Often I find myself having a SSH connection to a remote server, and I'd like to retrieve some files to my own machine. Common methods for this include Windows/Samba share, SSHFS and upload to cloud (which isn't trivial to do via plain cURL). Here an easy-to-use alternative is described: a single line command to load and run a docker image which contains a pre-configured Nginx instance. Then files can be accessed via plain HTTP at the user-assigned port (assuming firewall isn't blocking it).
I found that writing Dockerfiles is way easier than for example make files, maybe because its operations closely match those you'd execute via bash anyway when setting up a new box. Additionally there are convenient published images to base your images on, thus minimizing the number of custom steps you need to think of and implement.

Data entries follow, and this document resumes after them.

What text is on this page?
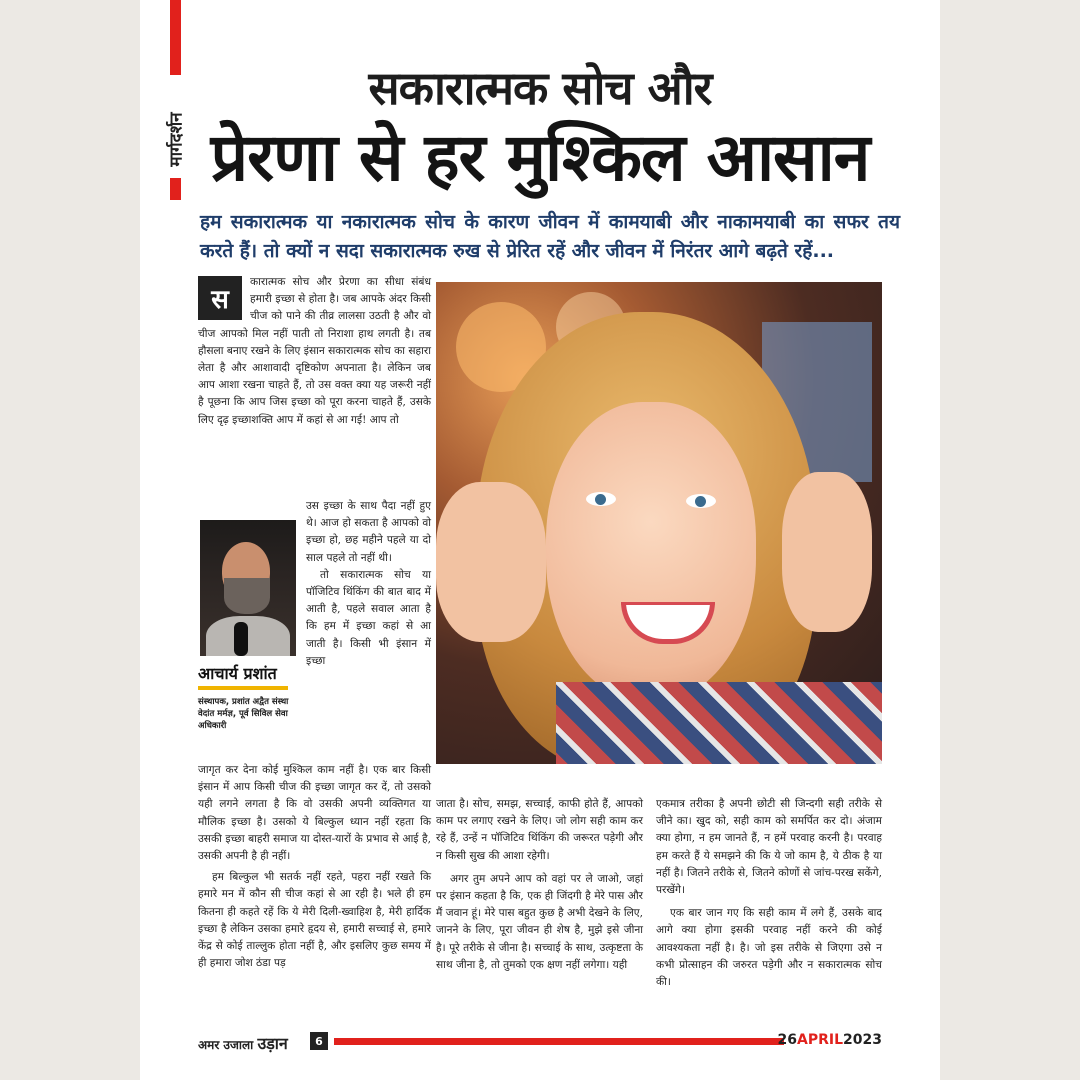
मार्गदर्शन
सकारात्मक सोच और
प्रेरणा से हर मुश्किल आसान
हम सकारात्मक या नकारात्मक सोच के कारण जीवन में कामयाबी और नाकामयाबी का सफर तय करते हैं। तो क्यों न सदा सकारात्मक रुख से प्रेरित रहें और जीवन में निरंतर आगे बढ़ते रहें...
स

कारात्मक सोच और प्रेरणा का सीधा संबंध हमारी इच्छा से होता है। जब आपके अंदर किसी चीज को पाने की तीव्र लालसा उठती है और वो चीज आपको मिल नहीं पाती तो निराशा हाथ लगती है। तब हौसला बनाए रखने के लिए इंसान सकारात्मक सोच का सहारा लेता है और आशावादी दृष्टिकोण अपनाता है। लेकिन जब आप आशा रखना चाहते हैं, तो उस वक्त क्या यह जरूरी नहीं है पूछना कि आप जिस इच्छा को पूरा करना चाहते हैं, उसके लिए दृढ़ इच्छाशक्ति आप में कहां से आ गई! आप तो

आचार्य प्रशांत
संस्थापक, प्रशांत अद्वैत संस्था वेदांत मर्मज्ञ, पूर्व सिविल सेवा अधिकारी

उस इच्छा के साथ पैदा नहीं हुए थे। आज हो सकता है आपको वो इच्छा हो, छह महीने पहले या दो साल पहले तो नहीं थी।

तो सकारात्मक सोच या पॉजिटिव थिंकिंग की बात बाद में आती है, पहले सवाल आता है कि हम में इच्छा कहां से आ जाती है। किसी भी इंसान में इच्छा

जागृत कर देना कोई मुश्किल काम नहीं है। एक बार किसी इंसान में आप किसी चीज की इच्छा जागृत कर दें, तो उसको यही लगने लगता है कि वो उसकी अपनी व्यक्तिगत या मौलिक इच्छा है। उसको ये बिल्कुल ध्यान नहीं रहता कि उसकी इच्छा बाहरी समाज या दोस्त-यारों के प्रभाव से आई है, उसकी अपनी है ही नहीं।

हम बिल्कुल भी सतर्क नहीं रहते, पहरा नहीं रखते कि हमारे मन में कौन सी चीज कहां से आ रही है। भले ही हम कितना ही कहते रहें कि ये मेरी दिली-ख्वाहिश है, मेरी हार्दिक इच्छा है लेकिन उसका हमारे हृदय से, हमारी सच्चाई से, हमारे केंद्र से कोई ताल्लुक होता नहीं है, और इसलिए कुछ समय में ही हमारा जोश ठंडा पड़

जाता है। सोच, समझ, सच्चाई, काफी होते हैं, आपको काम पर लगाए रखने के लिए। जो लोग सही काम कर रहे हैं, उन्हें न पॉजिटिव थिंकिंग की जरूरत पड़ेगी और न किसी सुख की आशा रहेगी।

अगर तुम अपने आप को वहां पर ले जाओ, जहां पर इंसान कहता है कि, एक ही जिंदगी है मेरे पास और मैं जवान हूं। मेरे पास बहुत कुछ है अभी देखने के लिए, जानने के लिए, पूरा जीवन ही शेष है, मुझे इसे जीना है। पूरे तरीके से जीना है। सच्चाई के साथ, उत्कृष्टता के साथ जीना है, तो तुमको एक क्षण नहीं लगेगा। यही

एकमात्र तरीका है अपनी छोटी सी जिन्दगी सही तरीके से जीने का। खुद को, सही काम को समर्पित कर दो। अंजाम क्या होगा, न हम जानते हैं, न हमें परवाह करनी है। परवाह हम करते हैं ये समझने की कि ये जो काम है, ये ठीक है या नहीं है। जितने तरीके से, जितने कोणों से जांच-परख सकेंगे, परखेंगे।

एक बार जान गए कि सही काम में लगे हैं, उसके बाद आगे क्या होगा इसकी परवाह नहीं करने की कोई आवश्यकता नहीं है। है। जो इस तरीके से जिएगा उसे न कभी प्रोत्साहन की जरुरत पड़ेगी और न सकारात्मक सोच की।

अमर उजाला उड़ान	6	26APRIL2023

The implemented docker image is based "FROM nginx:1.9", and just contains a custom nginx.conf and main.sh files. When docker run -p 1234:80 -v "$PWD:/volume" -d nikonyrh/nginx_bridge is executed it starts the container, mounts current working directory to /volume path (could be read-only) and exposes its contents as Nginx auto-indexed folder at http://localhost:1234. By default access log is available at http://localhost:1234/logs/logx.txt but it can be disabled with -no-log flag at start-up. The image is about 190 MB, gzip compresses it down to 72 MB and Dockerhub says it is 75 MB.
Also some efficiency experiments were run. A few gigabytes of JPG images (40 - 400 kB in size) were transferred and at best 90% of the 1 Gbps bandwidth was achieved. Files were transferred from an Ubuntu server to a router, to a Windows machine running Ubuntu in a VirtualBox, via curl to /dev/null. Resulting bandwidth is shown in Figure 1. Parallel execution was achieved via xargs, thus the overhead of three-way TCP handshake was significant unless the cURL processes fetched multiple images.

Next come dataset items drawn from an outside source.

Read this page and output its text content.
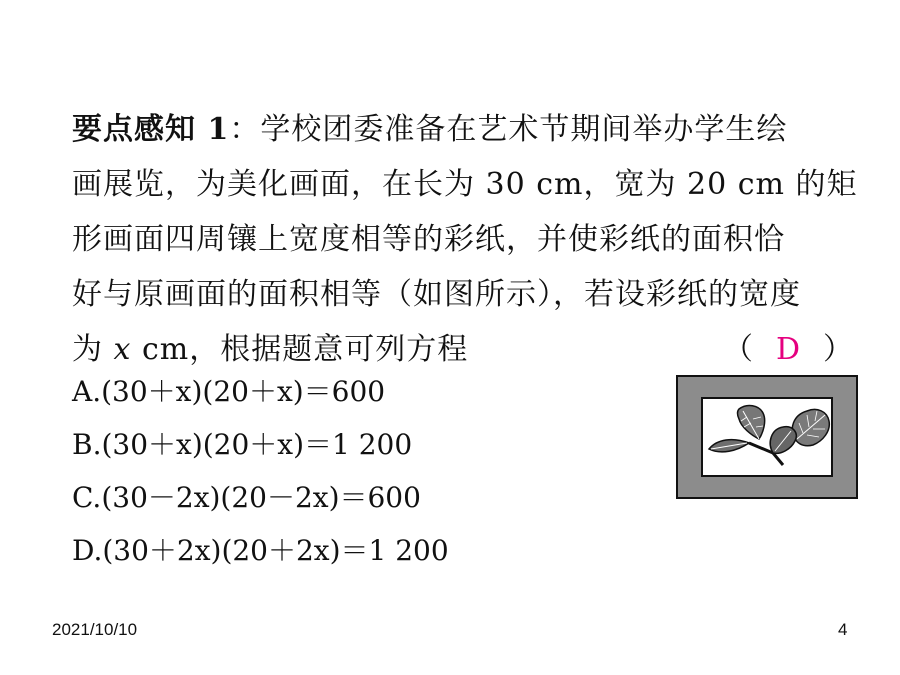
要点感知 1：学校团委准备在艺术节期间举办学生绘
画展览，为美化画面，在长为 30 cm，宽为 20 cm 的矩
形画面四周镶上宽度相等的彩纸，并使彩纸的面积恰
好与原画面的面积相等（如图所示），若设彩纸的宽度
为 x cm，根据题意可列方程	（ D ）
A.(30＋x)(20＋x)＝600
B.(30＋x)(20＋x)＝1 200
C.(30－2x)(20－2x)＝600
D.(30＋2x)(20＋2x)＝1 200
2021/10/10	4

In conclusion this seems to be a viable way of distributing JPG images to other machines within the LAN for further processing. The first task might be calculating color histograms of webcam images on different calendar dates and times of day. Calculation distribution will be handled by the Spark framework. Also it would be interesting to measure this performance to alternatives such as HDFS.